The Unicorn Hunt - Dorothy Dunnett [75]
‘So I did,’ the other man said. ‘But then, I didn’t know all the facts. I didn’t know that you and my future wife were currently lovers. I do apologise,’ the unhurried voice added. ‘A boy’s list of grudges.’
He knew.
‘You owed me a girl,’ Simon said. He said it to cover the depth of his surprise; the breathlessness of a slow and stunning delight. De Fleury knew. All these months, he had known about Gelis. This was why he had come to Scotland; had tricked him and trapped him and, hiring four bullies, was now bent on some puerile accounting.
Everything was explained. At once Simon was relieved of the unreasonable fear he had felt out there under the sky, among ghostly watchers. Tonight he was in the hands of an aggrieved amateur, not a soldier; not the deadly and furious magnates whom he imagined de Ribérac had angered. His situation was perilous, but retrievable. And rendering it almost sweet was the knowledge that the other man had learned what he had done to Gelis van Borselen, and she with him, and would never cease to imagine it.
He, Simon, had effected a masterstroke of the bedchamber worth all the sneers of a Jordan de Ribérac. A stroke which repaid, in one blow, all the pin-pricks he had suffered from Claes; all the fury his very existence had caused him. Which almost surpassed, in its life-long implications, the bludgeon-blow attempted this evening. For which, in due course, he, Simon, would extract life itself for payment.
Simon smiled; and the other man, seeing the smile, said slowly, ‘Yes, of course. It had to be true.’ Then, hearing something, he lifted his head.
Simon’s lips parted. Clear through the walls came the barking of the mastiffs at last, swarming into the settlement, and the blare of the horn close at hand, and the cries of the hunt-servants, and the cracking of whips. Freedom. The King’s party, and freedom. He made to move.
Stupidly, he had been slow. His assailant – the cuckold, his attacker – was soundlessly on his knees beside him, the axe at his throat. De Fleury said, ‘I should prefer you not to call them.’ Simon reared, and the blade bit his neck. He lay still. It didn’t matter. Life and purpose had returned to his body. He was an expert. There would be other chances.

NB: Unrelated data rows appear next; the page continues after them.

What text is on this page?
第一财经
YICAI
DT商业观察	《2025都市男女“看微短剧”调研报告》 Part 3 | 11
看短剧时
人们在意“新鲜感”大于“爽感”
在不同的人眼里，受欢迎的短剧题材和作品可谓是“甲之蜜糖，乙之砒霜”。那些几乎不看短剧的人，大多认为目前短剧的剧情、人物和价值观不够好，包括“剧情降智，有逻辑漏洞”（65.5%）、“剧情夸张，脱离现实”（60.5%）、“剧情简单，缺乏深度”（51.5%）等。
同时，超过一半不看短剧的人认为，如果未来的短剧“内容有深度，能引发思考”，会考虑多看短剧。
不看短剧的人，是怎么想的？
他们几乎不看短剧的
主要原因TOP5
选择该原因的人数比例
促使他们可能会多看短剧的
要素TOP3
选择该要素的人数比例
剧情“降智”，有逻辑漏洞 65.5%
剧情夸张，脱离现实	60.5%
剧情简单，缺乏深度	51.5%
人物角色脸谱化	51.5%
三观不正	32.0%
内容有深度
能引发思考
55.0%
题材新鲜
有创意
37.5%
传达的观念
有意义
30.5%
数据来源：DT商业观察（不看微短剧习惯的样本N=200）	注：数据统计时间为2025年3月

They stayed, without moving. They heard voices raised in enquiry, and other voices, answering. They heard the thud of bodies as the hounds belaboured the walls and the doors. Simon lay, his clothes, once sodden with snow, now again soaked with his own perspiration, and watched sweat streak the other man’s cheekbones from the darkened screws of his heavy, waterlogged hair; slide from his brows and his lashes down the thin channel of Jordan’s incision.
His hand on the axe-shaft was wet, but when Simon stirred, it tightened instantly. ‘No,’ said the man he had cuckolded.
Then, suddenly, the sounds began to grow fainter. Simon heard laughter. He heard a man’s voice distantly raised in a chant, and others joining, slurred with wine, and overlaid with diminished barking. He heard the nasal twang of a jew’s trump.
Above him, the other man’s breathing checked. An instant’s distraction was all Simon needed. He flung himself to one side, and then whined with pain as his captor swung his axe high and brought down the flat of its blade on the stob of his gnawed, bloodied elbow. The weapon returned to its place at his throat, where it stayed until all sound had vanished, upon which the other man rose and stepped back. Throughout, he had never appeared less than calm.
Simon said, ‘What are you going to do?’ He sat, holding the weight of his forearm. His injury throbbed.
‘Shed blood,’ said his captor. He was tall, with a long reach and broad shoulders, but carried too little flesh, as might a man fighting a long campaign or recently ill. Something inconvenient strayed into Simon’s mind. The other man, hooking the axe at his side, lifted a scoop by its ear and lowered it into a bucket.